KUCHING, June 27 — Sarawak has contributed US$100,000 to the Federation of Islamic Associations of New Zealand (FIANZ) for its projects and programmes.
The financial contribution was announced by Sarawak Premier Tan Sri Abang Johari Tun Openg during a dinner hosted by FIANZ at a local hotel in Auckland yesterday.
The office of the Premier of Sarawak in a statement today said the dinner was held in conjunction with Abang Johari’s two-day visit to New Zealand as President of the Regional Islamic Da’wah Council of Southeast Asia and the Pacific (RISEAP).
It is the Premier’s first official visit to member countries of RISEAP since his election as president of the regional Islamic association in January this year.
In his speech at the event, Abang Johari pointed out that he had chosen New Zealand as the first stop in a series of visits to member countries considering Sarawak’s long-standing relationship with the Kiwi country through the Commonwealth Colombo plan scholarships in the 1950s.
He said Sarawakian students used to be sent to study in universities in New Zealand under the scholarship programme including those who were later elected to high office as state and federal ministers.

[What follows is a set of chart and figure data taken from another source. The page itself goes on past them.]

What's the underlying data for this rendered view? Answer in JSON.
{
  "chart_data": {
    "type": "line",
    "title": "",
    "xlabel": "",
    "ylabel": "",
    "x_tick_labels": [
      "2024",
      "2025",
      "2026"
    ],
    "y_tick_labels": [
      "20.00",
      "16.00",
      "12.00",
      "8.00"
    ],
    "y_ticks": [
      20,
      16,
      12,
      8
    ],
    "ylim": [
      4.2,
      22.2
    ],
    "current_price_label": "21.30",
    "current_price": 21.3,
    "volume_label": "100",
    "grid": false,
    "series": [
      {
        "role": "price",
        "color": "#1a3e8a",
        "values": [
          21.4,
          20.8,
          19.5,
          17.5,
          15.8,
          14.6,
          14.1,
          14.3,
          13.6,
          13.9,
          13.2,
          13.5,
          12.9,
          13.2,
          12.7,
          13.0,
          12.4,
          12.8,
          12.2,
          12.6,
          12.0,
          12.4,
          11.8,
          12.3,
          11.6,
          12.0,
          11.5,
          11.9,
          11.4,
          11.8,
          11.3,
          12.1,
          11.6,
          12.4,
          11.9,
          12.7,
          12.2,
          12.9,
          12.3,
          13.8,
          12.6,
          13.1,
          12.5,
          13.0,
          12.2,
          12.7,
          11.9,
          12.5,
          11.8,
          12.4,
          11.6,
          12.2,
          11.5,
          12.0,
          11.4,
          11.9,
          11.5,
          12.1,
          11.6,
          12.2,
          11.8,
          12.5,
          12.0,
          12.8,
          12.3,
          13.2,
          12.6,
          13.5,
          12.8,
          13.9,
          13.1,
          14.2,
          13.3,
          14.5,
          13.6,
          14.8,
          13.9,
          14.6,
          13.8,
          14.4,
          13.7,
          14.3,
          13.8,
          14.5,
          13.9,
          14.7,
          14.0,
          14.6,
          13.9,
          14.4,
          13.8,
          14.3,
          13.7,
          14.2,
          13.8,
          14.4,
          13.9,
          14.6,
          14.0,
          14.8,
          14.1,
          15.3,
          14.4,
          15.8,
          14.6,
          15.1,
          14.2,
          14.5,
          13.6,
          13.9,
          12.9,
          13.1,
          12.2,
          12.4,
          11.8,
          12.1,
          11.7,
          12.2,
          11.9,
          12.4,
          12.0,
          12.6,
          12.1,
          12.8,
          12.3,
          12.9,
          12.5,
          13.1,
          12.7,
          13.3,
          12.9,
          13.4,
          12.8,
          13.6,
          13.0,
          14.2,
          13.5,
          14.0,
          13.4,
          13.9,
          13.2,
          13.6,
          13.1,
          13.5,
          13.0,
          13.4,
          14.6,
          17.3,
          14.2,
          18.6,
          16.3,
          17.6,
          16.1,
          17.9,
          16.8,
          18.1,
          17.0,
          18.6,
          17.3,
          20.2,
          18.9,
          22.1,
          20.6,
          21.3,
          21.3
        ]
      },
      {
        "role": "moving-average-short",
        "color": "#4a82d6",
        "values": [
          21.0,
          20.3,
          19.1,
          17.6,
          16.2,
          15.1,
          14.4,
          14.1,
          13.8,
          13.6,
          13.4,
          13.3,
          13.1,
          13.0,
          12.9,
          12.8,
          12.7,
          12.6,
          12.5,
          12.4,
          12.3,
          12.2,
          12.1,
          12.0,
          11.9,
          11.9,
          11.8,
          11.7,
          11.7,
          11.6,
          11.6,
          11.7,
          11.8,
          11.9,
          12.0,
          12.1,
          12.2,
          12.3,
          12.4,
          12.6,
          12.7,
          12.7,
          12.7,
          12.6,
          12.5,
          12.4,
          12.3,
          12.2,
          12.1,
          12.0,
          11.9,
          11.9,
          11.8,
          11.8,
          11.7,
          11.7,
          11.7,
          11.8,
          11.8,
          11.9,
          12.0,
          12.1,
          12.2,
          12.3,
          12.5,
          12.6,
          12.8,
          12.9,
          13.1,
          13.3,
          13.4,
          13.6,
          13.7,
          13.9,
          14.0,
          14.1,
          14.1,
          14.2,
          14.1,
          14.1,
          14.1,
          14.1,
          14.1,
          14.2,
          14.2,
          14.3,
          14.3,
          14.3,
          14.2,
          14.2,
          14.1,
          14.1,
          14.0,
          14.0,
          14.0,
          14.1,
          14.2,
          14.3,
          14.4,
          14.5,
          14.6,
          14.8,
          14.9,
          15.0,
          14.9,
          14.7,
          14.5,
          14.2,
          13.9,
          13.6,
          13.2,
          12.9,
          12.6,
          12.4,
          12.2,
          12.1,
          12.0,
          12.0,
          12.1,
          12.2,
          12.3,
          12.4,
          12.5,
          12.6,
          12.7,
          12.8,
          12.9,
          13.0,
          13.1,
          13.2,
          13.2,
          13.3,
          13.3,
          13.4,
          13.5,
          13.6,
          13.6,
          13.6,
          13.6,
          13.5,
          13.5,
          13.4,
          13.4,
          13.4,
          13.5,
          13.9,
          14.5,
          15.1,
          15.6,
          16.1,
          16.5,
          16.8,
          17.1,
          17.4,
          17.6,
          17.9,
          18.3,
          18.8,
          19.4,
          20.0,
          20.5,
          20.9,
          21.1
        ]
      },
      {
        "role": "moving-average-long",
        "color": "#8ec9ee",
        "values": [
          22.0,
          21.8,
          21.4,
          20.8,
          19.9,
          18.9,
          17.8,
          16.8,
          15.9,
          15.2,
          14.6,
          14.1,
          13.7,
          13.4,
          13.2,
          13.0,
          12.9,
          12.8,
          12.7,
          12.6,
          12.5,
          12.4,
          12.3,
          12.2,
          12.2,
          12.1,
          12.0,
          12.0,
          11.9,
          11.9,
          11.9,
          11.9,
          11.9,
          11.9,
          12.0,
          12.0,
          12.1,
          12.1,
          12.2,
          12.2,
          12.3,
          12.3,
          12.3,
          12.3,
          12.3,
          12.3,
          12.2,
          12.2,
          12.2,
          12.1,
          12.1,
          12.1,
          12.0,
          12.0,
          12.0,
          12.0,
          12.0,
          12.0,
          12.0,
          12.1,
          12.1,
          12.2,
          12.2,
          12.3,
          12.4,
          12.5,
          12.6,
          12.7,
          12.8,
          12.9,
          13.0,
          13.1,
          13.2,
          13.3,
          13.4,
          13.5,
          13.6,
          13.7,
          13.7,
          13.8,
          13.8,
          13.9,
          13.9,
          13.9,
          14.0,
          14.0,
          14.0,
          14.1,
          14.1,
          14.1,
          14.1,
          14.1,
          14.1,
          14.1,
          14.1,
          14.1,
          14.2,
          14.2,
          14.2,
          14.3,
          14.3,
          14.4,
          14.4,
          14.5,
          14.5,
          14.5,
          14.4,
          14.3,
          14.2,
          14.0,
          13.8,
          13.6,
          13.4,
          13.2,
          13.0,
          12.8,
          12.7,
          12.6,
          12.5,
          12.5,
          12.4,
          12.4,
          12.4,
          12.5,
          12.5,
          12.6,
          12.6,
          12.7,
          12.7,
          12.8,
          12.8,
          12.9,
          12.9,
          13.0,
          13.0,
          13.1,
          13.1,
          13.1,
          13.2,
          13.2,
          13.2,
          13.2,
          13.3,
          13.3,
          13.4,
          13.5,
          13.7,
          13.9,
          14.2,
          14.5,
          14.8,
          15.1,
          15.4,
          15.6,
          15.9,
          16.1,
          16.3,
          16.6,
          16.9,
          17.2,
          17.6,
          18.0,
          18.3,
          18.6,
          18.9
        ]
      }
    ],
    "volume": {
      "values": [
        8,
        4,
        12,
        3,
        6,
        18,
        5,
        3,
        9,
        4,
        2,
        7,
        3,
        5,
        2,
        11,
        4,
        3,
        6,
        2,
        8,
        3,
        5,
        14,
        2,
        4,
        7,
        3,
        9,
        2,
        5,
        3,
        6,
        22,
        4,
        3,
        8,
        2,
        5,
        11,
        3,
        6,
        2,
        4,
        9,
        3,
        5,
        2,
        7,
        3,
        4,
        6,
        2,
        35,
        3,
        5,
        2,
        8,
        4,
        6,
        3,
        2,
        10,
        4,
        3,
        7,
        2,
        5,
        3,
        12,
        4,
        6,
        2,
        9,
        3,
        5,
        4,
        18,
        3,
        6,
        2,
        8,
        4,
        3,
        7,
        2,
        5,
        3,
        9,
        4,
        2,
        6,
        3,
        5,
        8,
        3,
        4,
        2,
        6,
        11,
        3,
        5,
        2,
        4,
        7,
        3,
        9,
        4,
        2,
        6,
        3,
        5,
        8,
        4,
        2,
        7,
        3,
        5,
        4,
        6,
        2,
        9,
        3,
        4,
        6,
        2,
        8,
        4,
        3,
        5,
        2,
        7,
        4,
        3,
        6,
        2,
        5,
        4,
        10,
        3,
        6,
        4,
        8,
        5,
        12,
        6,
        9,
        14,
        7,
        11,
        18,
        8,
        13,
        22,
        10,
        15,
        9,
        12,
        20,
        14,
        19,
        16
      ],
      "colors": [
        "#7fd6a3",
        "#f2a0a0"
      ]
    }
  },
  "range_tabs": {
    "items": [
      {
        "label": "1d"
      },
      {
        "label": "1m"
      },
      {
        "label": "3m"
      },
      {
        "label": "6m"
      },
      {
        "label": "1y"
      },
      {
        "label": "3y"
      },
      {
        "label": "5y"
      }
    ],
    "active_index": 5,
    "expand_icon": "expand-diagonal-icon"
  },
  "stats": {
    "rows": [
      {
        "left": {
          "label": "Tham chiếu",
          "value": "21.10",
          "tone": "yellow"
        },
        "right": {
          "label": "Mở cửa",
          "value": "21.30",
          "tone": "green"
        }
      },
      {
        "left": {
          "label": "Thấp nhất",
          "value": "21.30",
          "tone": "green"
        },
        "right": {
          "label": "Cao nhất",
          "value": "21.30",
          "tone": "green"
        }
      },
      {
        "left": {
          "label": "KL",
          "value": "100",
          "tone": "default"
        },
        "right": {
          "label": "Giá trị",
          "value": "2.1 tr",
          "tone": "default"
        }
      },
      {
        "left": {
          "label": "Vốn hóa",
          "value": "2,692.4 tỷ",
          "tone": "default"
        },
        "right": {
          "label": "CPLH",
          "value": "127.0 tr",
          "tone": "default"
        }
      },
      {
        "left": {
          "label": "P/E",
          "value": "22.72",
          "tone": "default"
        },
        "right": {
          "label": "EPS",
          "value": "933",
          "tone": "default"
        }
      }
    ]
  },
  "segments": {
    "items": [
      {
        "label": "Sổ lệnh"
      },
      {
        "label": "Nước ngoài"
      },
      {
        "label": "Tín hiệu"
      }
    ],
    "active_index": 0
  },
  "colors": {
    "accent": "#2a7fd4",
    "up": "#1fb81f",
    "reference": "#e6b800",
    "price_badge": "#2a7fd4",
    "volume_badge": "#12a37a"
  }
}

“Therefore, knowledge acquisition and sharing between New Zealand and Sarawak was nothing new and should be rekindled in the present era through the RISEAP platform,” he said.
The Premier and his entourage will end the two-day visit on Wednesday.
RISEAP, now with 24 member countries, was formed in 1980 with the late Tunku Abdul Rahman Putra al-Haj, Malaysia’s first Prime Minister as its founding president, primarily to bring together Muslim-minority countries in East Asia and the Pacific in order to pursue collective ambitions in the Islamic cause.